If you want more selection, there is always the internet to turn to. More deals. More sales. Get your children set up as inexpensively as possible so they can learn and be set for the year.
However, if you can make the decision to keep your community in mind, you can make a big difference. Here are a few ways to check-off the boxes on your supply list while enriching your local & global community.
You local businesses are owned by your neighbors. When you spend money in their shops, they will have more money to spend in other businesses, preferably local as well. This has a compounding effect. With more money staying in the community this adds to the probability of more jobs, lower taxes, and, eventually, a more diverse display of businesses. But, it all starts with YOU choosing to spend at your local businesses.
Use Thrift Stores
One of my favorite memories with my children is hitting up the thrift shops.
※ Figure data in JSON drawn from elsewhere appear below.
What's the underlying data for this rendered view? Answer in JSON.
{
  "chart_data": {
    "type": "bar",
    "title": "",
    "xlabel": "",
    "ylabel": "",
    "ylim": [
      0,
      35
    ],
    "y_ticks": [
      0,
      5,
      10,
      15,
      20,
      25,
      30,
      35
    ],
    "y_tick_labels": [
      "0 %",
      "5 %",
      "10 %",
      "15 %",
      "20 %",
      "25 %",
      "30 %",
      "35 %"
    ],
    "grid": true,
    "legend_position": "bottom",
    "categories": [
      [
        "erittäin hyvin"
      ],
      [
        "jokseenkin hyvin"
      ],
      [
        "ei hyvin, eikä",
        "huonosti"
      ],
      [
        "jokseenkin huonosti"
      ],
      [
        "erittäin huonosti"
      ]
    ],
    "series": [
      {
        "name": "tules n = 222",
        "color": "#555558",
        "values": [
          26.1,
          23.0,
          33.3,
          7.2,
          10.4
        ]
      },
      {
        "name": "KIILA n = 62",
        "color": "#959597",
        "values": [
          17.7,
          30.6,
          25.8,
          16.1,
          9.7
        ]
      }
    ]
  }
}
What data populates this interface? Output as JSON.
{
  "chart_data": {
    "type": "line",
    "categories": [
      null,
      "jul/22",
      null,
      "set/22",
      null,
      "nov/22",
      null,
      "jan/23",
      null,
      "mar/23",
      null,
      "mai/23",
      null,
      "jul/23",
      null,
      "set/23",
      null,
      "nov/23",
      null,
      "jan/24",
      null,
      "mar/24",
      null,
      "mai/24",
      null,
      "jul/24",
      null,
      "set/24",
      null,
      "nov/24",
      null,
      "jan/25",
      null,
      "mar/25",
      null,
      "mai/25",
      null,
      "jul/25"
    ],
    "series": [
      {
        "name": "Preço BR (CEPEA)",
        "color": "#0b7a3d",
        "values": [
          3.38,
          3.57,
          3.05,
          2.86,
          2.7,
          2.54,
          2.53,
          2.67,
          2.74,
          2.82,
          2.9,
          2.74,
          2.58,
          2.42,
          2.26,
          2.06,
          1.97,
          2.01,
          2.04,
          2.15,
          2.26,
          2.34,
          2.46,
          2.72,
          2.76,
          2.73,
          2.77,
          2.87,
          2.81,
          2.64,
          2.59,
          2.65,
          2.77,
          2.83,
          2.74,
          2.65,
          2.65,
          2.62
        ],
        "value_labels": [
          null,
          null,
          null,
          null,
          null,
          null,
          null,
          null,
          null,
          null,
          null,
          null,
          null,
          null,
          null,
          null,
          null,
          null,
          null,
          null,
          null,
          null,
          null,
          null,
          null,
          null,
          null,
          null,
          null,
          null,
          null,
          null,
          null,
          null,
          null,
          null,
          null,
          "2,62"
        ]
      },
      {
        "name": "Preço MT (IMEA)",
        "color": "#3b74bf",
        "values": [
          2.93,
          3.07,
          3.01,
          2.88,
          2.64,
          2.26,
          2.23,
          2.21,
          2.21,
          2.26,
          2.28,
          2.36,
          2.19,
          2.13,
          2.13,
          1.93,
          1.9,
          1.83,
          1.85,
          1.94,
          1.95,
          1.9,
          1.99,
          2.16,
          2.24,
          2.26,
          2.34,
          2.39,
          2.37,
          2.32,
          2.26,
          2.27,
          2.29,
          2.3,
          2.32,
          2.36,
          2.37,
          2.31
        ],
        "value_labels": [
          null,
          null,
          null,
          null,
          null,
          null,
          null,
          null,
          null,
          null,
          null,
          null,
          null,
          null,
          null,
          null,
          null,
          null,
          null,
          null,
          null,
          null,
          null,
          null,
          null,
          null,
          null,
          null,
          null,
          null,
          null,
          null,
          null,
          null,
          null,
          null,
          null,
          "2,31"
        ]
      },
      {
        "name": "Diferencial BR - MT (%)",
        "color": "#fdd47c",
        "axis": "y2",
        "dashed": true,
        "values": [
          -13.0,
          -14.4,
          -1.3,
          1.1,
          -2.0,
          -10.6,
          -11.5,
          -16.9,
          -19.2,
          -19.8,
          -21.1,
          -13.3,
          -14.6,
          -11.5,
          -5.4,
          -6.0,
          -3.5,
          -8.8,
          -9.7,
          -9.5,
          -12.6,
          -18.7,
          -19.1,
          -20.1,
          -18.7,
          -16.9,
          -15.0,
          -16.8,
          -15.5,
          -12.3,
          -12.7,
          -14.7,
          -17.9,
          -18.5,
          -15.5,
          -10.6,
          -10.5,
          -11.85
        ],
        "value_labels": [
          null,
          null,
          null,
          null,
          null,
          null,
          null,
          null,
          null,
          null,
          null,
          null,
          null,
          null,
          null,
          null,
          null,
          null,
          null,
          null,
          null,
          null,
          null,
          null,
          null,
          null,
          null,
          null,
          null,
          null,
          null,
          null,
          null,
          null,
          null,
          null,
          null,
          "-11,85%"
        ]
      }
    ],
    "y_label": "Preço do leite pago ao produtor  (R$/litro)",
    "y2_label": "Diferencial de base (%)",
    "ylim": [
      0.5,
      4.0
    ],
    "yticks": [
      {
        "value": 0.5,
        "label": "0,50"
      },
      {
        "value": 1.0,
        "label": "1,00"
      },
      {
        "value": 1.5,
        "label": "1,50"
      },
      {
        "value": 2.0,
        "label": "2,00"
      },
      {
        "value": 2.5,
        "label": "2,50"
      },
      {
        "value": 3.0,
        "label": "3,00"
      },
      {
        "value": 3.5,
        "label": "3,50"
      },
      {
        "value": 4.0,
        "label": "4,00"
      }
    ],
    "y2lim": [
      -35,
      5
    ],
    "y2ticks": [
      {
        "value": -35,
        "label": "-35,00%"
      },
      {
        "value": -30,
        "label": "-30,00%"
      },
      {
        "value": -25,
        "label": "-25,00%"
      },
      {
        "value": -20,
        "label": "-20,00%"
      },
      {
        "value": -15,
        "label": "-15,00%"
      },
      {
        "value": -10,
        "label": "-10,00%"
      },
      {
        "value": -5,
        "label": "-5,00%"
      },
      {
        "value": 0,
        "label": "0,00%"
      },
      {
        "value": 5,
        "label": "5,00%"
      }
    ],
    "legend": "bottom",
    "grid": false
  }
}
My wife and I gave them a set amount (something like $20), gave them the instructions to find at least two “new” outfits, and then let them loose. This is a great way to teach your kids about budgets AND get them to actually buy clothes that they’ll wear. You’ll also shorten the loop!
Reuse Supplies From Last Year
Using a notebook from last year is a way to save money and help the environment.
If you were able to plan ahead, grabbing your child’s backpack at the end of school last year will give you a great start for this year’s shopping spree. Before you head out to the local big box retailer, see what you already have in your house. Make sure to reuse supplies that you already own. Every year, 1.6 billion pens are thrown away that still work — so make sure you don’t have any functioning supplies lying around before you buy new ones.
Think Twice When Buying New Clothes
Before you go to either thrift store, online site, or your “low-price leader”, make sure you have a need to buy clothes. Are you children’s clothes fitting them still? Do you have a fresh supply of hand-me-downs? How much longer will they hold up to growth spurts or games of tackle football? Once you take stock, you’ll be in a much better position to purchase more responsibly. Remember, it takes thousands of litres of water to create a shirt and jeans combo.